Wednesday, December 26, 2018

AN AESTHETIC WALK



I went for a walk in Bedford Park, in West London.  As you may have guessed, I’m doing some suburban exploration.


Bedford Park has a good claim to be the first garden suburb.  Work began there in 1875, long before Letchworth Garden City or Hampstead Garden Suburb.  And whereas Letchworth Garden City was built by a visionary, and whereas Hampstead Garden Suburb was built by a social reformer, Bedford Park was built by a slightly dodgy property developer, Jonathan Carr.  


He bought 24 acres of land from his father in law, a ripe plot just north of Turnham Green tube station.  He commissioned EW Godwin and then Norman Shaw to design houses for the suburb, and in the end built 365 houses.  He also had the advantage of having a brother, J. Comyns Carr, who ran the Grosvenor Gallery and was connected with members of the Aesthetic Movement.  He recommended the place to influential and artistic friends, and Bedford Park became something of a Bohemian enclave.  WB Yeats lived there with his father and brother, and it was fashionable enough to have a satirical (and fairly lame) poem written about it, The Ballad of Bedford Park.  One verse runs:
Now he who loves aesthetic cheer
And does not mind the damp
May come and read Rosetti here
By a Japanese-y lamp.

On the map, Bedford Park is now small, triangular, a sort of Christmas tree shape, with The Avenue running up through it like a trunk, and roads off to the sides like branches, though it didn't start out like that.
  A current map shows you the boundaries of the place but these aren’t all that obvious on the ground.  The roads have “good old” English names, Blenheim, Marlborough, Vanbrugh, Fielding, Flanders.
         

Unlike Hampstead Garden Suburb this did feel like London. Some parts of it were very fancy, some not really that fancy at all, but clearly all of it pretty expensive. And unlike Hampstead Garden suburb it has a pub, The Tabard, a pub – designed by Norma Shaw with William de Morgan tiles in the interior.  There was also a Polish shop and a Buddhist Vihara on the Avenue.


I was walking without any great purpose and it was easy to get lost, but it was hard to staylost.  Just by wandering you can find yourself back where you started.  I occasionally I used some interesting old cars parked in the streets as markers, since the cars were rather more distinctive than many of the houses.

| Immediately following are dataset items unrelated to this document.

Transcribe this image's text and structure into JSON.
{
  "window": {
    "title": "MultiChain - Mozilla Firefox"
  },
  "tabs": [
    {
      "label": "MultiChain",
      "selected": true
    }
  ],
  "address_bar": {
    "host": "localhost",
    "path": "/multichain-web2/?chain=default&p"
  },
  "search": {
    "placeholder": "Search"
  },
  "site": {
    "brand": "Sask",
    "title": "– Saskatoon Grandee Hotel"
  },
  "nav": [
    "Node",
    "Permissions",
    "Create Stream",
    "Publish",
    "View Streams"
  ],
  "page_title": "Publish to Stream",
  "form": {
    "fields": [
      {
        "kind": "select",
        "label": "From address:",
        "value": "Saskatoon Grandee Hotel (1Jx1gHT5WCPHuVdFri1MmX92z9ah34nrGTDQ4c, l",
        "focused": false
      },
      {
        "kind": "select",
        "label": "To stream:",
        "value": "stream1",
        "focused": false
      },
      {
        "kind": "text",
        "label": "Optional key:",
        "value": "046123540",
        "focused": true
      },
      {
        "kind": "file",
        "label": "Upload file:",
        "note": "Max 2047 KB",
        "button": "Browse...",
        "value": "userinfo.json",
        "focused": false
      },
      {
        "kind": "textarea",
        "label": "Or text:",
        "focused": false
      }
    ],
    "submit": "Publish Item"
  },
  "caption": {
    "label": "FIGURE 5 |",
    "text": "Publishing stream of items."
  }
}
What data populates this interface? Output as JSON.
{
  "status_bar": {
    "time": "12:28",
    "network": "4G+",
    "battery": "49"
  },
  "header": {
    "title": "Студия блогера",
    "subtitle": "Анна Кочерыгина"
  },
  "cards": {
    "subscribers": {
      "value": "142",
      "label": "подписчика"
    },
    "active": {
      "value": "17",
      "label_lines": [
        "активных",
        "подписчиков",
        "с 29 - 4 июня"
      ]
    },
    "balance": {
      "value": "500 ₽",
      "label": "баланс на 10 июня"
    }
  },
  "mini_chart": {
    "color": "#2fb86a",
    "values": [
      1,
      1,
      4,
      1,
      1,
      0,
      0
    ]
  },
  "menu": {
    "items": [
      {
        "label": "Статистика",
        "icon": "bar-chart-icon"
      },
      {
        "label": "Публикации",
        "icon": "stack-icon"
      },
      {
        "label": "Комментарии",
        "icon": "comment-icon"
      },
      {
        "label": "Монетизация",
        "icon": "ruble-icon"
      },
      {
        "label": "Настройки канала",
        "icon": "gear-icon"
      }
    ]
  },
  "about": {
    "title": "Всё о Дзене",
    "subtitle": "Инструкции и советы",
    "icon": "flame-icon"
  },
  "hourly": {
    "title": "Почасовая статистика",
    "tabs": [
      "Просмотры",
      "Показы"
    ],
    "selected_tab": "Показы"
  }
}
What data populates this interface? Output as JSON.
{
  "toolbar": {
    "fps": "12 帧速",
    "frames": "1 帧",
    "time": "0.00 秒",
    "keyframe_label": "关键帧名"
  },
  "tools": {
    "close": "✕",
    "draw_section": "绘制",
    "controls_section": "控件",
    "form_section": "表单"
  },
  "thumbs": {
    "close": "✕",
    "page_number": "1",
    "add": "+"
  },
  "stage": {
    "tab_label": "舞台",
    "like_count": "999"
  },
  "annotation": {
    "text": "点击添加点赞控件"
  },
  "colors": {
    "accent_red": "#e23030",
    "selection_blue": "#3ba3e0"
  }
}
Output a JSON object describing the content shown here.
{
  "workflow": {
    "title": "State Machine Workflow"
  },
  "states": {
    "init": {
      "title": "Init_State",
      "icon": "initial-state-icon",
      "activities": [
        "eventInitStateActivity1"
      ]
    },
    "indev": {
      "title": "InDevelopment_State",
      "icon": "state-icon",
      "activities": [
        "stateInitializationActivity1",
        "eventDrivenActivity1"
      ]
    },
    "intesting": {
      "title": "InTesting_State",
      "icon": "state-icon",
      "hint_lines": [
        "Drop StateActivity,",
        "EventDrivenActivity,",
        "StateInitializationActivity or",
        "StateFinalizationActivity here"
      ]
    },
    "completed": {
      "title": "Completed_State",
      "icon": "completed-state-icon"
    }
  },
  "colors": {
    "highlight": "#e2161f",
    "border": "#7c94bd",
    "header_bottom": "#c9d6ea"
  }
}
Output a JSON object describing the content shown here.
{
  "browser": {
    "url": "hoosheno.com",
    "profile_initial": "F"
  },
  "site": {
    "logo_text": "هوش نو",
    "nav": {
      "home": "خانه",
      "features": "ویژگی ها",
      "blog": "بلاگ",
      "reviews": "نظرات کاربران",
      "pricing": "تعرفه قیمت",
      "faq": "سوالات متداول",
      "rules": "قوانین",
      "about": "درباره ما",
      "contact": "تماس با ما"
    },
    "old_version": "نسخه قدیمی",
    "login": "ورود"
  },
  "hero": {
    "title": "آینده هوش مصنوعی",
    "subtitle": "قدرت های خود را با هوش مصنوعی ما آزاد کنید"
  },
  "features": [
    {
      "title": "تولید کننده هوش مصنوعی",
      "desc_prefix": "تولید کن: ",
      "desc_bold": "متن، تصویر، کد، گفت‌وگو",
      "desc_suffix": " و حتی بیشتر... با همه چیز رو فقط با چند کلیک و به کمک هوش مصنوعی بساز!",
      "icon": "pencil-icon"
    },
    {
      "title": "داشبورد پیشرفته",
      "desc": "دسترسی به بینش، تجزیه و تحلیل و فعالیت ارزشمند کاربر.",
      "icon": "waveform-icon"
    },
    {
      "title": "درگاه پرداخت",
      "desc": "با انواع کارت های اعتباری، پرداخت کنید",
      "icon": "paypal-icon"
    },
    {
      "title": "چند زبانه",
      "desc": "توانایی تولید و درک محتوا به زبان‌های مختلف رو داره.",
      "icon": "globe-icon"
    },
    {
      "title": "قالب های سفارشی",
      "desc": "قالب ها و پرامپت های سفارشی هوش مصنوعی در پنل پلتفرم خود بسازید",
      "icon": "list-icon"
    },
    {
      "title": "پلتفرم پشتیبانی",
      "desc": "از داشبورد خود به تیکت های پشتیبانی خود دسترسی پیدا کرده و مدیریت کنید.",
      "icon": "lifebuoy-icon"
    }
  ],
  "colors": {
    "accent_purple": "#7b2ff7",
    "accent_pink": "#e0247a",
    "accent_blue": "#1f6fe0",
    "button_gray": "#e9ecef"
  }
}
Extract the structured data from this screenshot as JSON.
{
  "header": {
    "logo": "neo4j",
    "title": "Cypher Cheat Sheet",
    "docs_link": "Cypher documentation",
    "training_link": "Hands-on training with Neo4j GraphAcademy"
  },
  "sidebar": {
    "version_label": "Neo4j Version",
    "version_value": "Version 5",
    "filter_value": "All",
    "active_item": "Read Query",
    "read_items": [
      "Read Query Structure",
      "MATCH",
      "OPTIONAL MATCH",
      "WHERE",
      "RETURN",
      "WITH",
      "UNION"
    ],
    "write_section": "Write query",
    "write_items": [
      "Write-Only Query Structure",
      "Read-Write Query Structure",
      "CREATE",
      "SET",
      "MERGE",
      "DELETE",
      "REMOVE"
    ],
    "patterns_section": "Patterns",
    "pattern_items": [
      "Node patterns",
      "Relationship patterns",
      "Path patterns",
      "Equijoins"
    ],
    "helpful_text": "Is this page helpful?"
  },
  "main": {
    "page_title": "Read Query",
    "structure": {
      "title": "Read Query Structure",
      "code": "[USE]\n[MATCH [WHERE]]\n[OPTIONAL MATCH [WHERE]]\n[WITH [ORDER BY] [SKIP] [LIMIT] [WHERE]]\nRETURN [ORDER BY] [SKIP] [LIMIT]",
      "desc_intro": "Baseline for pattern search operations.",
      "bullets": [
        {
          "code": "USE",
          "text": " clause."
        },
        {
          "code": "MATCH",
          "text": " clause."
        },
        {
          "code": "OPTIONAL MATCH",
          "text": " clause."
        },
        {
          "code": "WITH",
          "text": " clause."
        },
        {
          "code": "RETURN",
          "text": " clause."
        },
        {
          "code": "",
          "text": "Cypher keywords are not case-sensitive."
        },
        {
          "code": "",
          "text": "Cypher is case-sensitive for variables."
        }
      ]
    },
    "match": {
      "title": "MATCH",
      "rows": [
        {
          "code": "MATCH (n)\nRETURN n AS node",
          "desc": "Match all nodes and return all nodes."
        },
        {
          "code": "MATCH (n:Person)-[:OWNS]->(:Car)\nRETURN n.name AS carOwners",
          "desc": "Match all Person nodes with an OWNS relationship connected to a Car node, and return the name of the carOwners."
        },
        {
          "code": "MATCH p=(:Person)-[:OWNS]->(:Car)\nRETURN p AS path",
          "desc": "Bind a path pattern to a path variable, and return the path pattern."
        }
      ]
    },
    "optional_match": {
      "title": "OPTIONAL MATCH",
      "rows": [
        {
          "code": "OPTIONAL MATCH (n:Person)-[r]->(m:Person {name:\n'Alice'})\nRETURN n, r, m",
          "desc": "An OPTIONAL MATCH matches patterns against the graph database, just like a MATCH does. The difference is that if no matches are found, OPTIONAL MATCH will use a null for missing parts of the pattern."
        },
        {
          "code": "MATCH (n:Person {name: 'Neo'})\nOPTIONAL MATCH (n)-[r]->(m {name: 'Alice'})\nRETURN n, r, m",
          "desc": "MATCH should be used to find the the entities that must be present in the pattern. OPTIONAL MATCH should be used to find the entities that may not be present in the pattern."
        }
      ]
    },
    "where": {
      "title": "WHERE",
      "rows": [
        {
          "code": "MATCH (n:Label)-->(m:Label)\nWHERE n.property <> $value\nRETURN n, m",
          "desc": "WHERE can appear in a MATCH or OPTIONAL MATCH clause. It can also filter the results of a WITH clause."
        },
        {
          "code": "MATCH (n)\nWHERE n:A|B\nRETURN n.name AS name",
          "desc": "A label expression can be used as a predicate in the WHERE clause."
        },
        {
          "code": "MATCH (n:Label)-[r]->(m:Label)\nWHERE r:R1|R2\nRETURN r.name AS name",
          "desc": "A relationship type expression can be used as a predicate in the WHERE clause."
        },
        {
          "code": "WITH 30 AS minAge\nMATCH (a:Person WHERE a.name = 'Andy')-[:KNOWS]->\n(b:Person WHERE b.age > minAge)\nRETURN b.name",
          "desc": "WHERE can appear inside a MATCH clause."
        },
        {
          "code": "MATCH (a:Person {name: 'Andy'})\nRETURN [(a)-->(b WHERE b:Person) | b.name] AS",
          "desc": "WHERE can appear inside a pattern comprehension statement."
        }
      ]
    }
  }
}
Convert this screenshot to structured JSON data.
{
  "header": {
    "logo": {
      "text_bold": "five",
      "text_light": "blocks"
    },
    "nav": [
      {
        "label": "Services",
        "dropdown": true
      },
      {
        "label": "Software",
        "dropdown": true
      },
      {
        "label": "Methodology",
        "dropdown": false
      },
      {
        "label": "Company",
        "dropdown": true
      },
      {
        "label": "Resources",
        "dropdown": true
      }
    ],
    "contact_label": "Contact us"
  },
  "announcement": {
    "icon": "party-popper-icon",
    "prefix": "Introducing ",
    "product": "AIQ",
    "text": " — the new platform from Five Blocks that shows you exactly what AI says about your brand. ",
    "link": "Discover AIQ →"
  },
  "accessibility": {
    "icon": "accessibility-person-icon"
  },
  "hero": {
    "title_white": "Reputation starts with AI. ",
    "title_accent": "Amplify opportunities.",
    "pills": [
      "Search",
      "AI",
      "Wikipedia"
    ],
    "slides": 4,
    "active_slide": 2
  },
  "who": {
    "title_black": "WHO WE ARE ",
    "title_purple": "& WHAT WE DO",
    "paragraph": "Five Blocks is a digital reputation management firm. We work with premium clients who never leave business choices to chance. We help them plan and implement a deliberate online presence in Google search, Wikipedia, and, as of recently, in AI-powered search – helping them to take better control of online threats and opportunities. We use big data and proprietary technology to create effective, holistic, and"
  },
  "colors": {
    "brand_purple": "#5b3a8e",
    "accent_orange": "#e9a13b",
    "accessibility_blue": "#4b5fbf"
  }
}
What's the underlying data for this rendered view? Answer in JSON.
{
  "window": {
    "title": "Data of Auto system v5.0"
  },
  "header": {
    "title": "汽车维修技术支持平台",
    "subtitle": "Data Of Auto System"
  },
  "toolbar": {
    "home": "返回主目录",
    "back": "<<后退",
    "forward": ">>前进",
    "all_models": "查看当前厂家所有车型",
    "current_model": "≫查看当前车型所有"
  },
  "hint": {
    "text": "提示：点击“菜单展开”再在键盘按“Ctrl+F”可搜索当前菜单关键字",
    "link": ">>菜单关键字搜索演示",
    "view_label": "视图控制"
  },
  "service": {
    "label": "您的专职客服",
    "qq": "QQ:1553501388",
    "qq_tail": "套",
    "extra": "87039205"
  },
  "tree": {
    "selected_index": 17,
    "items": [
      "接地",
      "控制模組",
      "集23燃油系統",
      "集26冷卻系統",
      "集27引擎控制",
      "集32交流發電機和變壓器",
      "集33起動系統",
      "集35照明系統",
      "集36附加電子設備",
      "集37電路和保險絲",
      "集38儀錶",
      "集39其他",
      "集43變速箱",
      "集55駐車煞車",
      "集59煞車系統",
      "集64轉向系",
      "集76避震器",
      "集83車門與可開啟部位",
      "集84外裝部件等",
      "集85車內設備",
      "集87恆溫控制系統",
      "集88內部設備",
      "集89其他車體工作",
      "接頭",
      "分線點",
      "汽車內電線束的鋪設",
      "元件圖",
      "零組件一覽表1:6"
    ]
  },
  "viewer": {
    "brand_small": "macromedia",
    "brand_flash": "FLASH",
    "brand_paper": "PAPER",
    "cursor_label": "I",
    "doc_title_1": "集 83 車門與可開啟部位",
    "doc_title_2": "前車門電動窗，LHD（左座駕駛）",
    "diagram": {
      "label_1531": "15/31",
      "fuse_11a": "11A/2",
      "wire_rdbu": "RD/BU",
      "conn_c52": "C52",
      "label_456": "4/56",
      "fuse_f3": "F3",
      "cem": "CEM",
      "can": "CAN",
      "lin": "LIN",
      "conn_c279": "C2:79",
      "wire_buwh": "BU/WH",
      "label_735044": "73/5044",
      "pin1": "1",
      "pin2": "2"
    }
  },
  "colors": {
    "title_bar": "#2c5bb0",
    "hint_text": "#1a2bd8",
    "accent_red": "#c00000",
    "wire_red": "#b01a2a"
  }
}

Having said that, I was fascinated by the odd combination in the architecture of diversity and similarity.  The original architects had done a certain amount to make the houses look individual and then the inhabitants had taken it further.  These two porches for instance which had surely started out looking identical.



And this succession of gables, no two of them quite the same; some quite plain, some looking like the insignia of a secret organization.




Bedford Park is now a conservation area which means there are strict rules about what you can do to your house, and about what you can do to your trees.  Under Section 211 of the Town and Country Planning Act 1990 “all trees in the conservation area are protected by law. It is an offence to deliberately damage or destroy a tree by cutting down, topping, lopping, uprooting or by any other means without permission from the local planning authority. … Six weeks’ notice must be given before any work is started.”


On the other hand I did see some dead trees, and some huge pieces of tree trunk, which were possibly located just outside the conservation area.


As for new buildings, well some of the houses are replicas in the Arts and Craft style, which replaced old ones that didn’t suit the tone of the place, but some of the most interesting buildings were a couple of zesty new houses that had been shoehorned in and looked different from the prevailing style and yet to my urban eye didn’t look at all out of place.
         


         
Yes there were gardens, and they were well looked after, nothing very eccentric, nothing kitsch that I could see, but there were some interesting plantings including this, which is one of the biggest olive trees I ever saw in captivity in England:


         Also this tasteful cat statue:


And at one point I became aware of a real cat walking very close to my feet.  It’s a measure of a certain kind of suburb that you see cats wandering freely, even if a few of them have missing ears or shortened tails. Now, I like cats well enough but I don’t like cute cats and there was nothing cute about this one.  He didn’t just look like the cat belonging to the evil genius – he looks like an evil genius in his own right.


 Suburbia is a great place for an evil genius to go into hiding.